Interestingly, the government, organized labor, and the North American company “shared common understandings of gender, social welfare, and cultural reform” (p. 118). The government wanted to build a new national culture of patriotism and moral citizenship, which entailed state and corporate welfare programs and social regulation along the gendered lines articulated by the company in the 1920s. Organized labor had similar goals but also thought that for an effective labor movement to come into being it was necessary for workers to overcome such vices as gambling and drinking and instead to educate and discipline themselves. On the other hand, in a challenge to conventional gender relations, the union argued that women should not merely embody domesticity; they should also fight on behalf of the working class, seize their potential political power. (And they did so, in the 1940s.)


Miners’ work itself was understood in gendered ways. It was an intensely masculine work culture, miners defining their labor “as a source of masculine affirmation and pride” (p. 138). They competed to prove their strength in battles with the mine, which was seen as a stubborn, threatening, consuming female that had to be dominated and conquered. The masculine work ethic expressed itself also in miners’ solidarity against foremen and supervisors, their willingness, for example, to physically assault their bosses “with enormous frequency.” They also fought each other frequently; fights between strikers and strikebreakers were especially common, the latter being seen as contemptibly feminine and treacherous. (In one case, a strikebreaker was forced to dress up as a woman and then paraded around the camp as a form of public humiliation.) Many workers refused to submit to the prohibitions against alcohol, gambling, and illicit sex, taking pride in their rough “masculine” lifestyles. Others internalized the “respectable” norms promulgated by the company and confirmed their manliness through hard work, higher pay, and social mobility. All, however, resented their substandard living conditions, which contrasted cruelly with the luxury of the neighboring mining camp for North American workers and their families, separated from the Chilean camp by fences and guards. Both the socially “responsible” and the socially “irresponsible” miners fought the company’s authority in their own individualistic ways, as well as in the collectivist ways made possible by the union and mutual aid societies.


Life was hard, then, for miners, but it was perhaps even harder for women. Single women had limited options for work due to company policies, and domestic service paid little. Many turned, therefore, to prostitution, which was dangerous; rape and physical abuse were common, and, due to regulation of female sexuality, the law usually sided with the accused man. Marriage was preferable to the single life because it promised relative economic security, but domestic violence abounded.
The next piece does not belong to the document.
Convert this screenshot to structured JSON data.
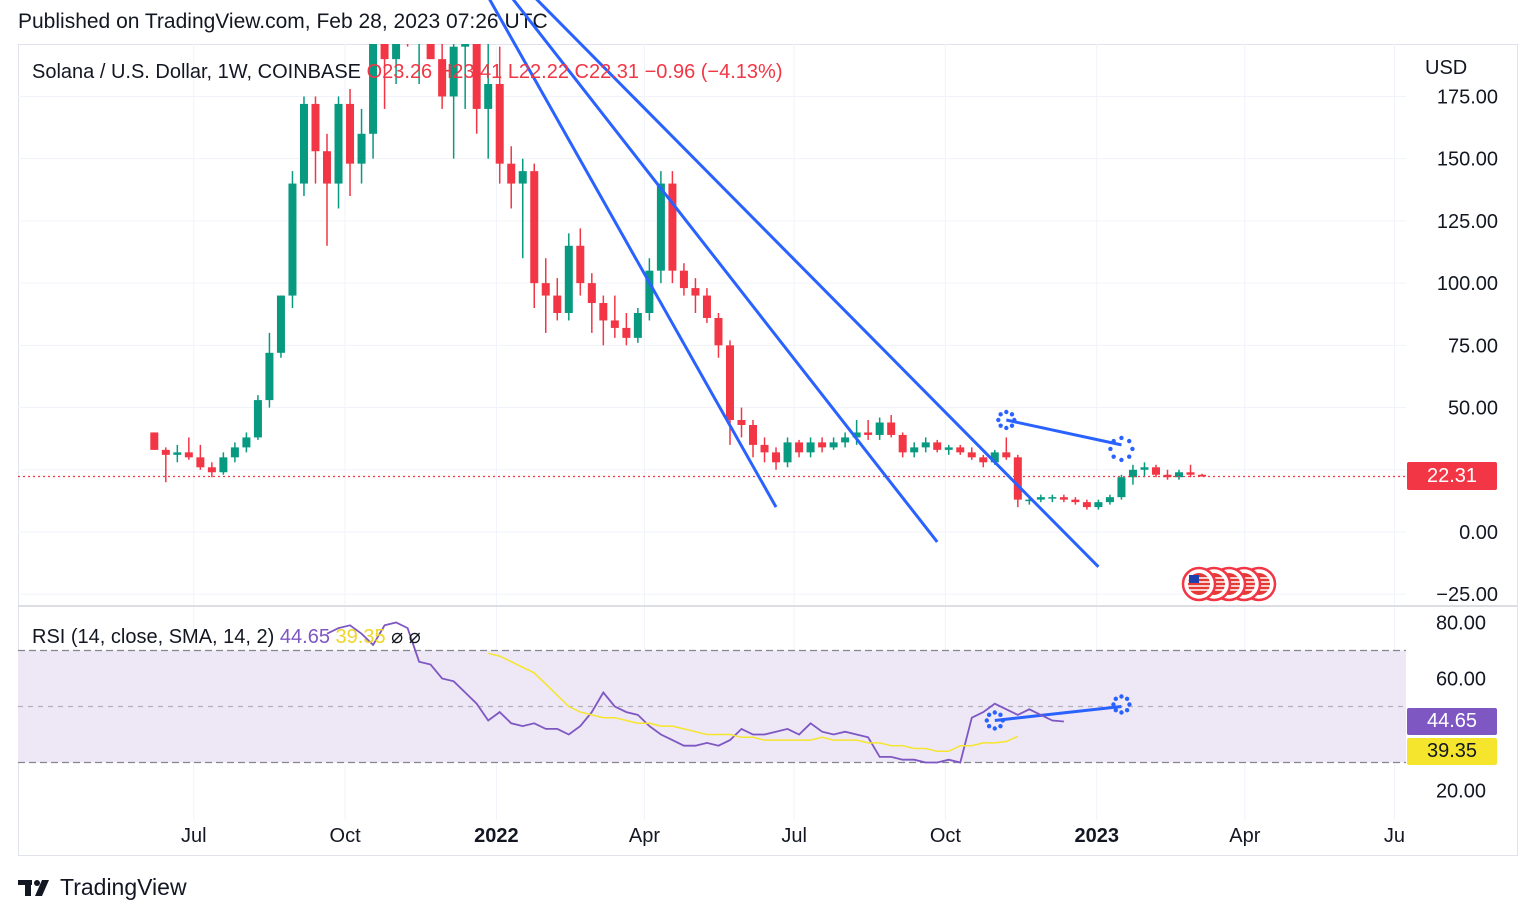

Most husbands expected absolute obedience from their wife in return for the economic security they made possible; they resorted to violence when they did not receive this obedience. Women’s only defenses, unfortunately, were the police and the courts, because, due to their substantial acceptance of domestic roles, women did not have many social organizations of their own.


The Popular Front government ended in 1948, and a years-long repression of the Left ensued. The 1960s saw a rejuvenation of miners’ militancy, with strikes and protests focused on housing conditions, schools, services, wages, and work conditions. Women and children took part in these community movements, as they had in the 1940s. The 1960s was a decade of great advances in miners’ standards of living -- made possible through collective bargaining and frequent strikes -- which “further reinforced the stability of the nuclear family in the camps, the masculinization of work, and the relegation of women to the domestic sphere” (p. 281). Thus, the hegemony of middle-class gender relations was reinforced by miners’ economic victories.



[1] In recent decades, these working-class communities in advanced capitalist countries have in turn been breaking apart, leading to new forms of chaos and population-upheavals. What these processes will lead to is unclear.